Nova CLT: lá se vão os direitos.

Nova CLT: lá se vão os direitos.

Durante café da manhã com jornalistas, Nogueira alegou que a legislação trabalhista brasileira data dos anos 1940 e que, de lá para cá, novas atividades econômicas foram incorporadas à Consolidação das Leis do Trabalho (CLT). “Ela virou uma colcha de retalhos que permite interpretações subjetivas”, destacou.

“A CLT será atualizada com o objetivo de simplificar, para que a interpretação seja a mesma para o trabalhador, o empregador e o juiz”, disse. “Direitos não serão revogados.”

Escravidão – O projeto do govrno, segundo o sociólogo da Unicamp, Ricardo Antunes,revela que ” entramos numa era terrível, como se constata agora com a votação do PL 4330, que é um projeto selvagem porque amplia de modo absoluto a terceirização e outras medidas que penalizam os trabalhadores. É uma regressão profunda que equivale ao caso brasileiro, com uma metáfora forte, a uma regressão à escravidão do trabalho. Esse projeto rasga a CLT no que ela tem de melhor. Ele precisa ser derrotado pela classe trabalhadora, é imperioso, senão nós entraremos em uma lei da selva que vai nos aproximar de trabalhadores escravos modernos em pleno século 21″, ressaltou Antunes.

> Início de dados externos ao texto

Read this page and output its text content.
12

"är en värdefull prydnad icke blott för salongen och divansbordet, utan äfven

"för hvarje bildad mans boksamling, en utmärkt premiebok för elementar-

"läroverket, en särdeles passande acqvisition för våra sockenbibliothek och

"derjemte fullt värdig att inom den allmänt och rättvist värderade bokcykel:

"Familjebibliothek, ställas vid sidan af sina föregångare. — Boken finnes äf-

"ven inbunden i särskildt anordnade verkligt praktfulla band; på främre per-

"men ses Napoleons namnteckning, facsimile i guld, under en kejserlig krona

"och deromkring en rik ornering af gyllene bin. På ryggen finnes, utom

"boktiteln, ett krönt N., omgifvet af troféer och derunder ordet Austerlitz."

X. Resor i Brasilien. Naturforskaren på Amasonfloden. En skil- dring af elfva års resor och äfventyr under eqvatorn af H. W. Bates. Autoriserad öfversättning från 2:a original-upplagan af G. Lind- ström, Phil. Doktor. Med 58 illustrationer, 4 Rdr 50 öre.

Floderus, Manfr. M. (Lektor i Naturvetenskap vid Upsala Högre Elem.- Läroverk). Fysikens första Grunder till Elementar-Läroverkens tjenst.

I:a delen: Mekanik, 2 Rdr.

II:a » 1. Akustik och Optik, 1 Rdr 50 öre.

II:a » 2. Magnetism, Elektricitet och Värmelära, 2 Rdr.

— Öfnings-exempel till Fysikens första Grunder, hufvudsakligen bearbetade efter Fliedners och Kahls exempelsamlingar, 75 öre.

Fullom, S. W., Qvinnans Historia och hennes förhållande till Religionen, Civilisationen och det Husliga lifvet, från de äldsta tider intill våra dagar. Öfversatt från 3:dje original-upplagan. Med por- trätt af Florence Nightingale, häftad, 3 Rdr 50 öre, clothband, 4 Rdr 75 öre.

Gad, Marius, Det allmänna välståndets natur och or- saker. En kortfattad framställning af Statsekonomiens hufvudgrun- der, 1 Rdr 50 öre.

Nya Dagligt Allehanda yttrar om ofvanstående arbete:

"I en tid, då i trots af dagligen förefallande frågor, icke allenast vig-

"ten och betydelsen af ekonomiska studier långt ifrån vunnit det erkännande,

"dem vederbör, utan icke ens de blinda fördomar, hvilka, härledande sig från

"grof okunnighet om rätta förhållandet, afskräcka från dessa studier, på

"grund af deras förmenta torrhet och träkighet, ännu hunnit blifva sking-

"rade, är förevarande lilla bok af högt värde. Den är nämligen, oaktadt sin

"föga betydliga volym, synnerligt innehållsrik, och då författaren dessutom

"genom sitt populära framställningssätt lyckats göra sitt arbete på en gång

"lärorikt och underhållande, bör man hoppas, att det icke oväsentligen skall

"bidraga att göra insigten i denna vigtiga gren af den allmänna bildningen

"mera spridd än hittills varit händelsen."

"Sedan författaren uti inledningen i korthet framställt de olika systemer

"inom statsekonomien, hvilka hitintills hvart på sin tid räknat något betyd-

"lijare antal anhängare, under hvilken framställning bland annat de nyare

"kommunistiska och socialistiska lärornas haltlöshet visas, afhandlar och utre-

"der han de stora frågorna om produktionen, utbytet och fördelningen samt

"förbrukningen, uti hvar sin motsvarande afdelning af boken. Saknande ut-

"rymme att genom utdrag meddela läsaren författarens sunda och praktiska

Já o ministro Nogueira diz que a proposta de regulamentação da terceirização, ja teve pontos aprovados na Câmara dos Deputados, os quais poderão ser aproveitados, mas não entrou em detalhes. De acordo com ele, será criado um grupo de trabalho para definir o que são e quais serviços especializados poderiam ser terceirizados.

“Vamos trazer o trabalhador, o empregador e especialistas da área para aprimorar as propostas da terceirização em busca de um consenso”, destacou. “Essa discussão de atividade-fim e atividade-meio é irrelevante neste momento”.